新型コロナウイルス感染の予防のためAHA
(AHA - Formel gegen Corona)
対人間隔 | A = Abstand、 1.5メートル以上 |
手洗い | H = Hygiene |
マスク着用 | A = Alltagsmasken |
● ホテル(Hotel)
ホテル内では1.5〜2メートルの対人間隔を保ち、施設内には消毒液器(Desinfekitionsspender)を設置。

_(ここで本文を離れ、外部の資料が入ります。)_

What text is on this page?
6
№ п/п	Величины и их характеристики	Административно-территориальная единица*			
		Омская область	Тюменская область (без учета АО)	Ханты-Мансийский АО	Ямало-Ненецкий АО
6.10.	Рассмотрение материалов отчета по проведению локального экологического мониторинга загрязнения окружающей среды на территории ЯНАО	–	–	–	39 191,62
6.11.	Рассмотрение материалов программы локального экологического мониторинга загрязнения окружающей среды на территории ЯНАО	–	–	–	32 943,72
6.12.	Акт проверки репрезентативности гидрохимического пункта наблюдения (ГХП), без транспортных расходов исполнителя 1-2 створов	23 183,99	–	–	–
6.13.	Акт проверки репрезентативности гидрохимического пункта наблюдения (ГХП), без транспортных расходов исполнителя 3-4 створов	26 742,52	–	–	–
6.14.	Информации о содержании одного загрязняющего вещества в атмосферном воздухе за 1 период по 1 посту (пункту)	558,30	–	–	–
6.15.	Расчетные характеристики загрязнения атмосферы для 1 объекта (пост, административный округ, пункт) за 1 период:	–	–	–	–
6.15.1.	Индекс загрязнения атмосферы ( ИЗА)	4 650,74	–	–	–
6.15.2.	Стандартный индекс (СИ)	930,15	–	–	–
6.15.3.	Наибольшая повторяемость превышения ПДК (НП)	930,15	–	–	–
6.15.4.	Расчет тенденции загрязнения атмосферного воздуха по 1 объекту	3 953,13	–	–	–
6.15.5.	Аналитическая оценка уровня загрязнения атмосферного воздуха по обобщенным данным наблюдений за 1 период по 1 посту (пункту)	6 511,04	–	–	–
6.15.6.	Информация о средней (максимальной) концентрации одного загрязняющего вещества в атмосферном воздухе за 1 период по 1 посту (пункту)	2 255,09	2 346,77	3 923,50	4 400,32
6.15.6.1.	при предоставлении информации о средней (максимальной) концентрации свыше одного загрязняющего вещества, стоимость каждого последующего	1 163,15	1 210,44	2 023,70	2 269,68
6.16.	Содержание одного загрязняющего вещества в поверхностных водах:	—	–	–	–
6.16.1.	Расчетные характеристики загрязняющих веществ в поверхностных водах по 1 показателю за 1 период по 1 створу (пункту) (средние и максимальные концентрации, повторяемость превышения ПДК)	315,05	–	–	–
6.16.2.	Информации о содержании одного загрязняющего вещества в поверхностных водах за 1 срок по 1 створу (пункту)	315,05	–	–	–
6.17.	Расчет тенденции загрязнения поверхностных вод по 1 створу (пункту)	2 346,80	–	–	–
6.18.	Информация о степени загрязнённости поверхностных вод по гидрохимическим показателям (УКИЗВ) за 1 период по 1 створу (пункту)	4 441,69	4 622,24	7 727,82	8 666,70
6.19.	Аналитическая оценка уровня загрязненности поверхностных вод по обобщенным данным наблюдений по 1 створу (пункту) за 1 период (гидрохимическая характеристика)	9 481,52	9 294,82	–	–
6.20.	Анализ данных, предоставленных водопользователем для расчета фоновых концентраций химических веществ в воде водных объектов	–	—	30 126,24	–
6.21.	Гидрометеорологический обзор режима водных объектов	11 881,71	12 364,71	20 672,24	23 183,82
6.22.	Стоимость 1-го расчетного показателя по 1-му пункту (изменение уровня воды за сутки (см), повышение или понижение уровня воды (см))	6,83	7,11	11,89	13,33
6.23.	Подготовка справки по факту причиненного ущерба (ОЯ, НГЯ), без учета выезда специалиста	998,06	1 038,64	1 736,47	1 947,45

朝食も基本的に従来のビュッフェではなくなり、部屋の消毒は宿泊客がチェックアウトした後に行われます(NRW州の場合)。RKIが定める前述 のリスク地域からの訪問者は、ホテルなどの宿泊施設を利用できません。
● 鉄道(Deutsche Bahn)
車内では6歳未満の子どもと、飲食時を除いてマスク着用が必要です。IC、ICEなどの長距離列車では事前にオンラインで座席を確保しておくことが勧めらています(Deutsch Bahn AGより)。食堂車(Boardbistro)は営業していますが、座席へのサービスは当面行われません。
● バス(Busreisen)
一列おきで着席し、車内ではマスクを着用。車内のトイレは使えません。ただし、対人間隔を保ちにくいとの指摘もあります(5月29日のDas Ersteの番組Brisant)。
● レストランでの食事(Restaurant)
テーブルの間隔は1.5メートル以上あけ、住所、氏名、連絡先を記載し、マスクを着けて着席します。途中で化粧室へ行く時、店を離れる際は店内でもマスクをしましょう。
ドイツ国外での措置
● ドイツからの渡航警告の出ていない国
ドイツの渡航警告から除外されている国々でも、それぞれ規制や制限が設けられていることがあります(例えば、英国は入国後に14日間の自己隔離)。
● 空港(Flughafen)
1.5メートルの対人間隔を取り、マスクを着用して移動します。空港内のサービス施設の営業が停止していて飲食物の入手が困難なこともあるため、出発地から食べ物を持参することが勧められています。
● 航空機機内(Flugzeugkabine)
定期的に座席周り、トイレのドアノブなどの消毒が行われます。機内は衛生上安全とされますが(Tagenschau24でのTUI旅行会社のインタビュー)、長時間に渡り対人間隔が必ずしも保てない状況で過ごすため、リスクを指摘する声もあります。
留意すべきポイント
● ドイツの人気観光地に旅行客が集中?
今夏はドイツ国内の観光地に旅行客が集中し、特に人気の高いジルト島、東フリースラント諸島、アルゴイ地方、黒森地方は多少混雑も予想されます。衛生概念が疎かにならないように注意が必要です。
● マスク持参を忘れずに
マスクを忘れた時は、ハンカチやバンダナのようなもので「鼻と口」両方を覆うようにしてください。不特定多数が用いるトイレを利用する際も、マスクを着用した方が安全かもしれません。なお、マスクは周囲への感染を防ぐのに役立ちます(5月7日のRKIの疫学レポート)。
● レジオネラ症への注意
長期間に渡りホテルの水道施設が使われていなかったため、レジオネラ症(Legionelleninfektion)のリスク増加への注意喚起が出されています(6月11日のRKIの疫学レポート)。バスルームやプールで感染し、呼吸器症状を起こすことも。特に高齢の方は注意が必要です。
分かってきたこと、分からないこと
● 子どもの感染率は低い可能性あり
ドイツの大学病院の共同研究によると、子どもの感染率は大人より低く(6月16日、ウルム大学のDebatin教授)、また他国からのデータ解析でも20歳以下の若年者の新型コロナウイルスの感染率は大人の約半分(6月16日のイギリスの医学誌 Nature Medicine)と報告されています。
● 抗体ができると感染しないのか?
新型コロナウイルスはウイルス専門家にとっても未知との遭遇で、まだ分かっていないことがたくさんあります。感染して抗体ができると2度と感染しないのか、来年はウイルス変異で再感染があり得るのか、ワクチン効果との関係でこれからの解明が待たれます。